Bis zum letzten Atemzug
Mit seiner ruhigen, sanften Art war er Will im Umgang mit den Rindern eine große Hilfe. Zudem war er ein verlässlicher und harter Arbeiter, der Will nicht nur bei der täglichen Arbeit half, sondern auch ein Stück Land von Will gepachtet hatte, auf dem er Gemüse und Getreide anbaute, um eines Tages, so hoffte er, ein eigenes Stück Land in Iowa erwerben zu können. Als Daniel näher kam, sah Will, dass seine normalerweise gelassene Miene einem Ausdruck der Sorge gewichen war. Will wusste sofort, dass irgendetwas nicht stimmte.
»Die Schule«, sagte Daniel atemlos, seine Wangen rot, seine Nase lief dank der beißenden Kälte. »Irgendetwas ist an der Schule los.« Er wischte sich mit dem Ärmel die Nase ab.
»Was ist passiert?« Wills Herz schlug schneller, und schuldbewusst erkannte er, dass seine Gedanken zuerst zu P. J. geeilt waren; Augie fiel ihm erst einen Augenblick später ein.

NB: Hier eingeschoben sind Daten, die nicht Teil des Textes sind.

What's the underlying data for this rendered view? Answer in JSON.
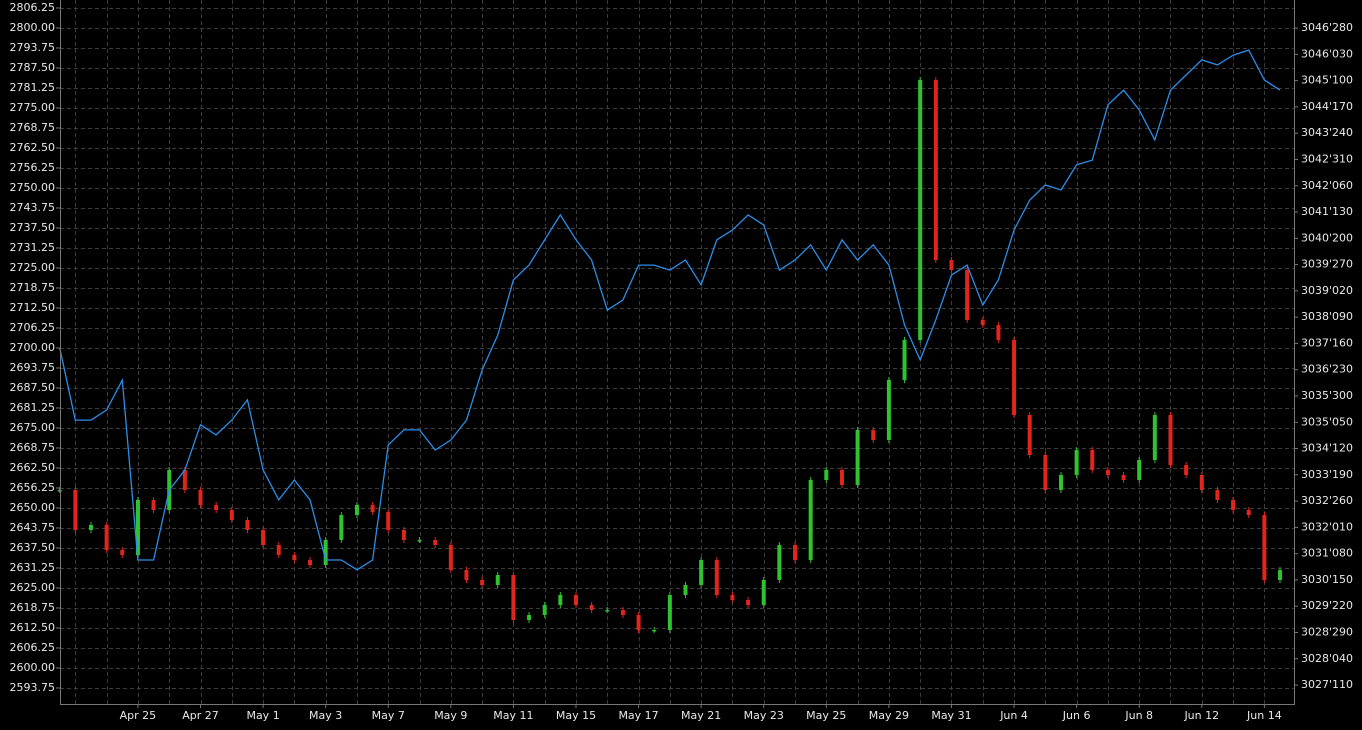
{
  "chart_data": {
    "type": "candle-line",
    "categories": [
      null,
      null,
      null,
      null,
      null,
      "Apr 25",
      null,
      null,
      null,
      "Apr 27",
      null,
      null,
      null,
      "May 1",
      null,
      null,
      null,
      "May 3",
      null,
      null,
      null,
      "May 7",
      null,
      null,
      null,
      "May 9",
      null,
      null,
      null,
      "May 11",
      null,
      null,
      null,
      "May 15",
      null,
      null,
      null,
      "May 17",
      null,
      null,
      null,
      "May 21",
      null,
      null,
      null,
      "May 23",
      null,
      null,
      null,
      "May 25",
      null,
      null,
      null,
      "May 29",
      null,
      null,
      null,
      "May 31",
      null,
      null,
      null,
      "Jun 4",
      null,
      null,
      null,
      "Jun 6",
      null,
      null,
      null,
      "Jun 8",
      null,
      null,
      null,
      "Jun 12",
      null,
      null,
      null,
      "Jun 14",
      null
    ],
    "grid": true,
    "ylim": [
      2588.75,
      2808.75
    ],
    "yticks": [
      {
        "value": 2806.25,
        "label": "2806.25"
      },
      {
        "value": 2800,
        "label": "2800.00"
      },
      {
        "value": 2793.75,
        "label": "2793.75"
      },
      {
        "value": 2787.5,
        "label": "2787.50"
      },
      {
        "value": 2781.25,
        "label": "2781.25"
      },
      {
        "value": 2775,
        "label": "2775.00"
      },
      {
        "value": 2768.75,
        "label": "2768.75"
      },
      {
        "value": 2762.5,
        "label": "2762.50"
      },
      {
        "value": 2756.25,
        "label": "2756.25"
      },
      {
        "value": 2750,
        "label": "2750.00"
      },
      {
        "value": 2743.75,
        "label": "2743.75"
      },
      {
        "value": 2737.5,
        "label": "2737.50"
      },
      {
        "value": 2731.25,
        "label": "2731.25"
      },
      {
        "value": 2725,
        "label": "2725.00"
      },
      {
        "value": 2718.75,
        "label": "2718.75"
      },
      {
        "value": 2712.5,
        "label": "2712.50"
      },
      {
        "value": 2706.25,
        "label": "2706.25"
      },
      {
        "value": 2700,
        "label": "2700.00"
      },
      {
        "value": 2693.75,
        "label": "2693.75"
      },
      {
        "value": 2687.5,
        "label": "2687.50"
      },
      {
        "value": 2681.25,
        "label": "2681.25"
      },
      {
        "value": 2675,
        "label": "2675.00"
      },
      {
        "value": 2668.75,
        "label": "2668.75"
      },
      {
        "value": 2662.5,
        "label": "2662.50"
      },
      {
        "value": 2656.25,
        "label": "2656.25"
      },
      {
        "value": 2650,
        "label": "2650.00"
      },
      {
        "value": 2643.75,
        "label": "2643.75"
      },
      {
        "value": 2637.5,
        "label": "2637.50"
      },
      {
        "value": 2631.25,
        "label": "2631.25"
      },
      {
        "value": 2625,
        "label": "2625.00"
      },
      {
        "value": 2618.75,
        "label": "2618.75"
      },
      {
        "value": 2612.5,
        "label": "2612.50"
      },
      {
        "value": 2606.25,
        "label": "2606.25"
      },
      {
        "value": 2600,
        "label": "2600.00"
      },
      {
        "value": 2593.75,
        "label": "2593.75"
      }
    ],
    "y2lim": [
      3026.78,
      3047.71
    ],
    "y2ticks": [
      {
        "value": 3046.875,
        "label": "3046'280"
      },
      {
        "value": 3046.09375,
        "label": "3046'030"
      },
      {
        "value": 3045.3125,
        "label": "3045'100"
      },
      {
        "value": 3044.53125,
        "label": "3044'170"
      },
      {
        "value": 3043.75,
        "label": "3043'240"
      },
      {
        "value": 3042.96875,
        "label": "3042'310"
      },
      {
        "value": 3042.1875,
        "label": "3042'060"
      },
      {
        "value": 3041.40625,
        "label": "3041'130"
      },
      {
        "value": 3040.625,
        "label": "3040'200"
      },
      {
        "value": 3039.84375,
        "label": "3039'270"
      },
      {
        "value": 3039.0625,
        "label": "3039'020"
      },
      {
        "value": 3038.28125,
        "label": "3038'090"
      },
      {
        "value": 3037.5,
        "label": "3037'160"
      },
      {
        "value": 3036.71875,
        "label": "3036'230"
      },
      {
        "value": 3035.9375,
        "label": "3035'300"
      },
      {
        "value": 3035.15625,
        "label": "3035'050"
      },
      {
        "value": 3034.375,
        "label": "3034'120"
      },
      {
        "value": 3033.59375,
        "label": "3033'190"
      },
      {
        "value": 3032.8125,
        "label": "3032'260"
      },
      {
        "value": 3032.03125,
        "label": "3032'010"
      },
      {
        "value": 3031.25,
        "label": "3031'080"
      },
      {
        "value": 3030.46875,
        "label": "3030'150"
      },
      {
        "value": 3029.6875,
        "label": "3029'220"
      },
      {
        "value": 3028.90625,
        "label": "3028'290"
      },
      {
        "value": 3028.125,
        "label": "3028'040"
      },
      {
        "value": 3027.34375,
        "label": "3027'110"
      }
    ],
    "series": [
      {
        "kind": "candle",
        "up_color": "#2fc42f",
        "down_color": "#e0261c",
        "values": [
          2655.63,
          2643.13,
          2644.69,
          2636.88,
          2635.31,
          2652.5,
          2649.38,
          2661.88,
          2655.63,
          2650.94,
          2649.38,
          2646.25,
          2643.13,
          2638.44,
          2635.31,
          2633.75,
          2632.19,
          2640.0,
          2647.81,
          2650.94,
          2648.75,
          2643.13,
          2640.0,
          2640.0,
          2638.44,
          2630.63,
          2627.5,
          2625.94,
          2629.06,
          2615.0,
          2616.56,
          2619.69,
          2622.81,
          2619.69,
          2618.13,
          2618.13,
          2616.56,
          2611.88,
          2611.88,
          2622.81,
          2625.94,
          2633.75,
          2622.81,
          2621.25,
          2619.69,
          2627.5,
          2638.44,
          2633.75,
          2658.75,
          2661.88,
          2657.19,
          2674.38,
          2671.25,
          2690.0,
          2702.5,
          2783.75,
          2727.5,
          2724.38,
          2708.75,
          2707.19,
          2702.5,
          2679.06,
          2666.56,
          2655.63,
          2660.31,
          2668.13,
          2661.88,
          2660.31,
          2658.75,
          2665.0,
          2679.06,
          2663.44,
          2660.31,
          2655.63,
          2652.5,
          2649.38,
          2647.81,
          2627.5,
          2630.63
        ]
      },
      {
        "kind": "line",
        "axis": "y2",
        "color": "#2b8ee8",
        "values": [
          3037.37,
          3035.22,
          3035.22,
          3035.52,
          3036.41,
          3031.06,
          3031.06,
          3033.14,
          3033.74,
          3035.08,
          3034.78,
          3035.22,
          3035.82,
          3033.74,
          3032.85,
          3033.44,
          3032.85,
          3031.06,
          3031.06,
          3030.77,
          3031.06,
          3034.48,
          3034.93,
          3034.93,
          3034.33,
          3034.63,
          3035.22,
          3036.71,
          3037.75,
          3039.39,
          3039.83,
          3040.58,
          3041.32,
          3040.58,
          3039.98,
          3038.49,
          3038.79,
          3039.83,
          3039.83,
          3039.68,
          3039.98,
          3039.24,
          3040.58,
          3040.87,
          3041.32,
          3041.02,
          3039.68,
          3039.98,
          3040.43,
          3039.68,
          3040.58,
          3039.98,
          3040.43,
          3039.83,
          3038.05,
          3037.01,
          3038.2,
          3039.53,
          3039.83,
          3038.64,
          3039.39,
          3040.87,
          3041.76,
          3042.21,
          3042.06,
          3042.81,
          3042.95,
          3044.59,
          3045.03,
          3044.44,
          3043.55,
          3045.03,
          3045.48,
          3045.93,
          3045.78,
          3046.07,
          3046.22,
          3045.33,
          3045.03
        ]
      }
    ]
  }
}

»Irgendwas mit einem bewaffneten Mann.« Daniel nahm seine Mütze ab. »Meine Schwester hat mich gerade angerufen. Meine Nichte und mein Neffe gehen auf die Schule – sie ist vollkommen panisch. Sie meint, eine große Gruppe Eltern wäre an der Schule und versucht herauszufinden, was vor sich geht.«
»Meine Schwiegertochter unterrichtet die vierte Klasse.« Nun nahm Will auch seine Mütze ab. »Ich muss meinen Sohn anrufen. Willst du zu deiner Schwester fahren?«, fragte er und biss sich auf die Unterlippe.
»Ich dachte, du willst vielleicht nach P. J. und Augie sehen«, erwiderte Daniel. Er griff in seine Tasche und holte ein Taschentuch heraus, mit dem er sich die Nase putzte. »Und natürlich nach Todds Frau.«
»Danke, das weiß ich sehr zu schätzen, Dan«, erwiderte Will dankbar. »Nummer siebenundachtzig und Nummer hundertvierunddreißig werden heute noch kalben. Kannst du in der Nähe bleiben?« Er zeigte auf eine breitschultrige Schwarzbunte, deren Euter und die geschwollenen Flanken aussahen, als wollten sie jeden Moment platzen.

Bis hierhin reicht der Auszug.